Financing needs are estimated at 560 million dollars over four years, with 58 percent expected from domestic revenues. The remainder will be sourced from multilateral banks, Gavi and the Global Fund. WHO’s catalytic envelope, while modest at 24 million, is viewed as a signal to other partners.

A joint steering committee co-chaired by the Health and Finance ministries will meet twice a year to track expenditure. Civil-society representatives welcomed the clause, recalling that previous programmes suffered from fragmented oversight. ‘Transparency is the best vaccine against project fatigue,’ noted Jesper Mvoula of the Public Health Observatory.

Equity, resilience and climate in focus

Equity threads through the entire agreement. Pregnant women in remote Sangha districts still travel hours by canoe for antenatal checks. Under the new plan, river-ambulance networks piloted on the Oubangui will be expanded, while midwives receive solar-powered ultrasound kits already tested successfully in Ngabe.

Lessons from the 2020-2022 pandemic remain vivid. Oxygen plants installed in Brazzaville and Pointe-Noire during COVID-19 will now be decentralised through public-private partnerships, reducing reliance on imported cylinders. The ministry projects a 40 percent drop in treatment costs for childhood pneumonia by 2027.

Climate adaptation also receives attention. Surveillance for vector-borne diseases will integrate meteorological data from the national weather agency, allowing earlier alerts ahead of floods that foster malaria outbreaks. The synergy reflects WHO guidance urging African states to tackle health and climate crises in tandem.
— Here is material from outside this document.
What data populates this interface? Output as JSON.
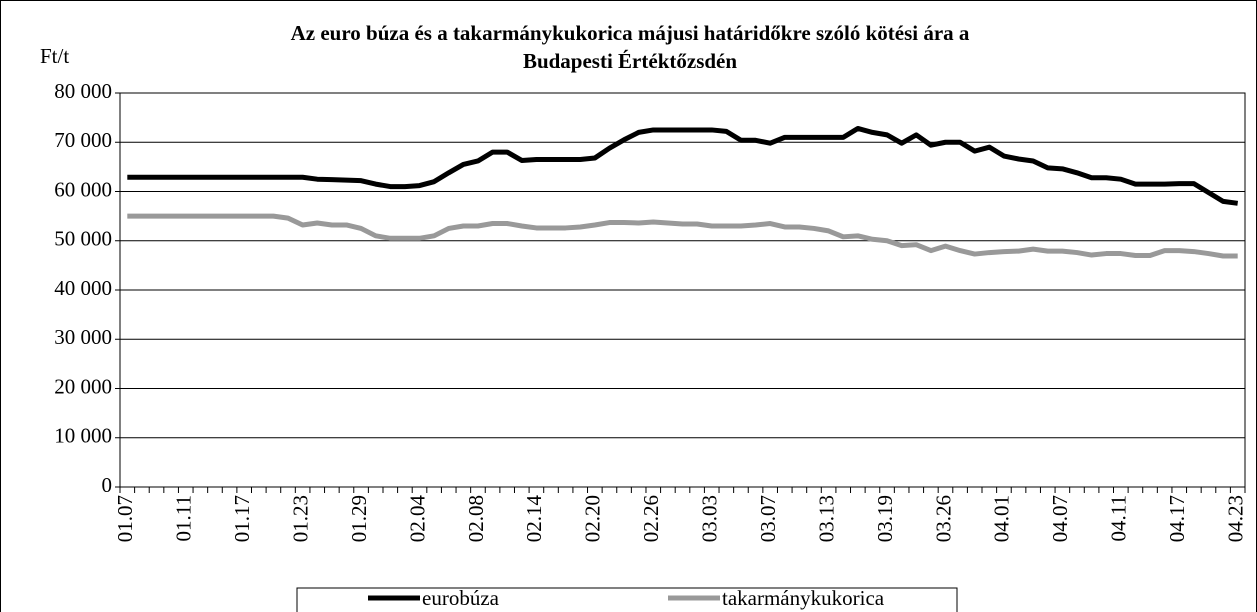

Challenges and regional ripple effects

Even supportive voices caution that success depends on human resources. Congo counts roughly 0.9 physicians per 1 000 inhabitants, below the WHO benchmark of 2.5. Training schools are expanding intakes, yet brain drain persists toward Gabon and France. Incentives for rural postings are under discussion.

Data quality is another hurdle. Health-information officers in Loudima report that only 60 percent of referral hospitals submit monthly statistics on time. The new dashboard promises automatic reminders and peer-to-peer coaching, but observers say adequate internet connectivity and power backup will determine its credibility.

Private sector engagement is also expected to grow. Several Pointe-Noire operators have proposed telemedicine kiosks in oil-rich districts, leveraging satellite bandwidth financed under corporate social-responsibility programmes. Talks focus on ensuring tariffs remain affordable for households earning under 3 000 CFA francs a day.

WHO officials underline that the Congo’s experience could inform other Central African Economic and Monetary Community members drafting their own strategies in 2024. A regional workshop is planned in Libreville next March to compare indicators and explore pooled procurement of medicines against non-communicable diseases.

For now, the mood remains upbeat. Dr Sodjinou summed it up: ‘A strategy alone saves no life; coordinated action does. Today marks the start of that action.’ As delegates left Kintélé, they received flash drives containing the full document—a symbolic nudge that the hard work begins immediately.